Geneviève : Aussi, ce groupe est porteur et continue de s’investir pleinement. Il s’agit d’une démarche qui demande tellement de temps, si des gens quittent le groupe il faudrait alors tout recommencer à zéro. Dans notre cas, ils ont acquis une grande expérience et des compétences au niveau de la réflexion et des prises de parole. Mais également sur la façon dont nous allons mener notre projet. Ils ont acquis des tas de choses qui nous permettent d’avancer dans la thématique.

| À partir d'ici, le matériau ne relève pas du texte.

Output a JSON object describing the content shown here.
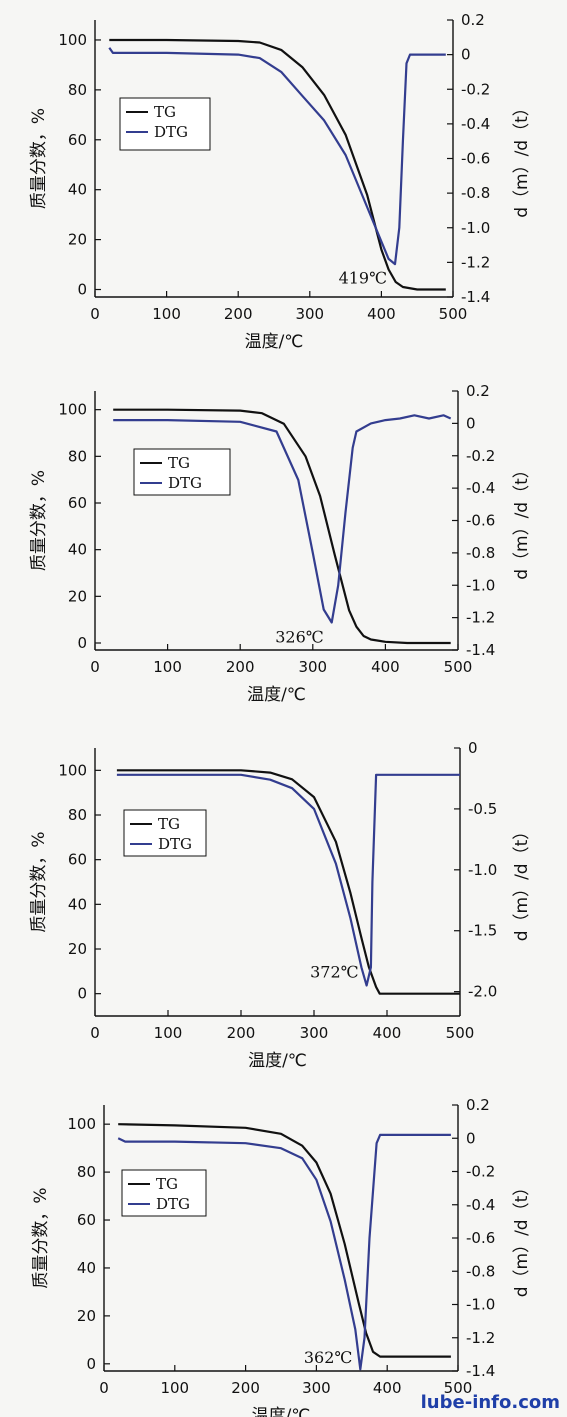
{
  "watermark": "lube-info.com",
  "colors": {
    "tg": "#111111",
    "dtg": "#333d8f"
  },
  "chart_data": [
    {
      "type": "line",
      "xlabel": "温度/℃",
      "ylabel_left": "质量分数，%",
      "ylabel_right": "d（m）/d（t）",
      "xlim": [
        0,
        500
      ],
      "xticks": [
        0,
        100,
        200,
        300,
        400,
        500
      ],
      "ylim_left": [
        -3,
        108
      ],
      "yticks_left": [
        0,
        20,
        40,
        60,
        80,
        100
      ],
      "ylim_right": [
        -1.4,
        0.2
      ],
      "yticks_right": [
        "0.2",
        "0",
        "-0.2",
        "-0.4",
        "-0.6",
        "-0.8",
        "-1.0",
        "-1.2",
        "-1.4"
      ],
      "legend": [
        "TG",
        "DTG"
      ],
      "legend_position": "left-middle",
      "annotation": {
        "text": "419℃",
        "x": 419,
        "y": 4
      },
      "series": [
        {
          "name": "TG",
          "axis": "left",
          "x": [
            20,
            100,
            200,
            230,
            260,
            290,
            320,
            350,
            380,
            400,
            410,
            420,
            430,
            450,
            490
          ],
          "y": [
            100,
            100,
            99.6,
            99,
            96,
            89,
            78,
            62,
            38,
            16,
            8,
            3,
            1,
            0,
            0
          ]
        },
        {
          "name": "DTG",
          "axis": "right",
          "x": [
            20,
            25,
            100,
            200,
            230,
            260,
            290,
            320,
            350,
            380,
            400,
            410,
            419,
            425,
            430,
            435,
            440,
            450,
            490
          ],
          "y": [
            0.04,
            0.01,
            0.01,
            0.0,
            -0.02,
            -0.1,
            -0.24,
            -0.38,
            -0.58,
            -0.88,
            -1.08,
            -1.18,
            -1.21,
            -1.0,
            -0.5,
            -0.05,
            0.0,
            0.0,
            0.0
          ]
        }
      ]
    },
    {
      "type": "line",
      "xlabel": "温度/℃",
      "ylabel_left": "质量分数，%",
      "ylabel_right": "d（m）/d（t）",
      "xlim": [
        0,
        500
      ],
      "xticks": [
        0,
        100,
        200,
        300,
        400,
        500
      ],
      "ylim_left": [
        -3,
        108
      ],
      "yticks_left": [
        0,
        20,
        40,
        60,
        80,
        100
      ],
      "ylim_right": [
        -1.4,
        0.2
      ],
      "yticks_right": [
        "0.2",
        "0",
        "-0.2",
        "-0.4",
        "-0.6",
        "-0.8",
        "-1.0",
        "-1.2",
        "-1.4"
      ],
      "legend": [
        "TG",
        "DTG"
      ],
      "legend_position": "left-middle",
      "annotation": {
        "text": "326℃",
        "x": 326,
        "y": 2
      },
      "series": [
        {
          "name": "TG",
          "axis": "left",
          "x": [
            25,
            100,
            200,
            230,
            260,
            290,
            310,
            330,
            350,
            360,
            370,
            380,
            400,
            430,
            490
          ],
          "y": [
            100,
            100,
            99.6,
            98.5,
            94,
            80,
            63,
            38,
            14,
            7,
            3,
            1.5,
            0.5,
            0,
            0
          ]
        },
        {
          "name": "DTG",
          "axis": "right",
          "x": [
            25,
            100,
            200,
            250,
            280,
            300,
            315,
            326,
            335,
            345,
            355,
            360,
            380,
            400,
            420,
            440,
            460,
            480,
            490
          ],
          "y": [
            0.02,
            0.02,
            0.01,
            -0.05,
            -0.35,
            -0.8,
            -1.15,
            -1.23,
            -1.0,
            -0.55,
            -0.15,
            -0.05,
            0.0,
            0.02,
            0.03,
            0.05,
            0.03,
            0.05,
            0.03
          ]
        }
      ]
    },
    {
      "type": "line",
      "xlabel": "温度/℃",
      "ylabel_left": "质量分数，%",
      "ylabel_right": "d（m）/d（t）",
      "xlim": [
        0,
        500
      ],
      "xticks": [
        0,
        100,
        200,
        300,
        400,
        500
      ],
      "ylim_left": [
        -10,
        110
      ],
      "yticks_left": [
        0,
        20,
        40,
        60,
        80,
        100
      ],
      "ylim_right": [
        -2.2,
        0
      ],
      "yticks_right": [
        "0",
        "-0.5",
        "-1.0",
        "-1.5",
        "-2.0"
      ],
      "legend": [
        "TG",
        "DTG"
      ],
      "legend_position": "left-middle",
      "annotation": {
        "text": "372℃",
        "x": 372,
        "y": 9
      },
      "series": [
        {
          "name": "TG",
          "axis": "left",
          "x": [
            30,
            100,
            200,
            240,
            270,
            300,
            330,
            350,
            365,
            375,
            385,
            390,
            400,
            500
          ],
          "y": [
            100,
            100,
            100,
            99,
            96,
            88,
            68,
            45,
            25,
            12,
            3,
            0,
            0,
            0
          ]
        },
        {
          "name": "DTG",
          "axis": "right",
          "x": [
            30,
            100,
            200,
            240,
            270,
            300,
            330,
            350,
            365,
            372,
            378,
            380,
            385,
            400,
            500
          ],
          "y": [
            -0.22,
            -0.22,
            -0.22,
            -0.26,
            -0.33,
            -0.5,
            -0.95,
            -1.4,
            -1.8,
            -1.95,
            -1.8,
            -1.1,
            -0.22,
            -0.22,
            -0.22
          ]
        }
      ]
    },
    {
      "type": "line",
      "xlabel": "温度/℃",
      "ylabel_left": "质量分数，%",
      "ylabel_right": "d（m）/d（t）",
      "xlim": [
        0,
        500
      ],
      "xticks": [
        0,
        100,
        200,
        300,
        400,
        500
      ],
      "ylim_left": [
        -3,
        108
      ],
      "yticks_left": [
        0,
        20,
        40,
        60,
        80,
        100
      ],
      "ylim_right": [
        -1.4,
        0.2
      ],
      "yticks_right": [
        "0.2",
        "0",
        "-0.2",
        "-0.4",
        "-0.6",
        "-0.8",
        "-1.0",
        "-1.2",
        "-1.4"
      ],
      "legend": [
        "TG",
        "DTG"
      ],
      "legend_position": "left-middle",
      "annotation": {
        "text": "362℃",
        "x": 362,
        "y": 2
      },
      "series": [
        {
          "name": "TG",
          "axis": "left",
          "x": [
            20,
            100,
            200,
            250,
            280,
            300,
            320,
            340,
            360,
            370,
            380,
            390,
            400,
            490
          ],
          "y": [
            100,
            99.5,
            98.5,
            96,
            91,
            84,
            71,
            50,
            25,
            13,
            5,
            3,
            3,
            3
          ]
        },
        {
          "name": "DTG",
          "axis": "right",
          "x": [
            20,
            30,
            100,
            200,
            250,
            280,
            300,
            320,
            340,
            355,
            362,
            368,
            375,
            385,
            390,
            400,
            490
          ],
          "y": [
            0.0,
            -0.02,
            -0.02,
            -0.03,
            -0.06,
            -0.12,
            -0.25,
            -0.5,
            -0.85,
            -1.15,
            -1.39,
            -1.2,
            -0.6,
            -0.03,
            0.02,
            0.02,
            0.02
          ]
        }
      ]
    }
  ]
}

  1. Cécile BUELENS (ss.coord.), Se dire et agir avec les autres, Dire le juste, l’injuste et construire des intelligences citoyennes, Lire et Écrire Communauté française,
    https://lire-et-ecrire.be/Manuel-Juste-et-Injuste.
  2. Majo HANSOTTE, Juste ? Injuste ? Activer les intelligences citoyennes, Une méthodologie de Majo Hansotte, Éditions DELFI, 2013, 108 p., https://www.espace-ressources.org/wp-content/uploads/2021/02/Juste-Injuste_Majo-Hansotte.pdf.
  3. Lire et Écrire Communauté française, Bienvenue en Belgique, Mallette Logement et animations complémentaires, 2018, https://lire-et-ecrire.be/Bienvenue-en-Belgique-Neuf-mallettes-pedagogiques.
  4. Voir son interview dans ce Journal : Lutter contre la pauvreté, c’est donner de l’amplitude aux personnes, pp. 55-60.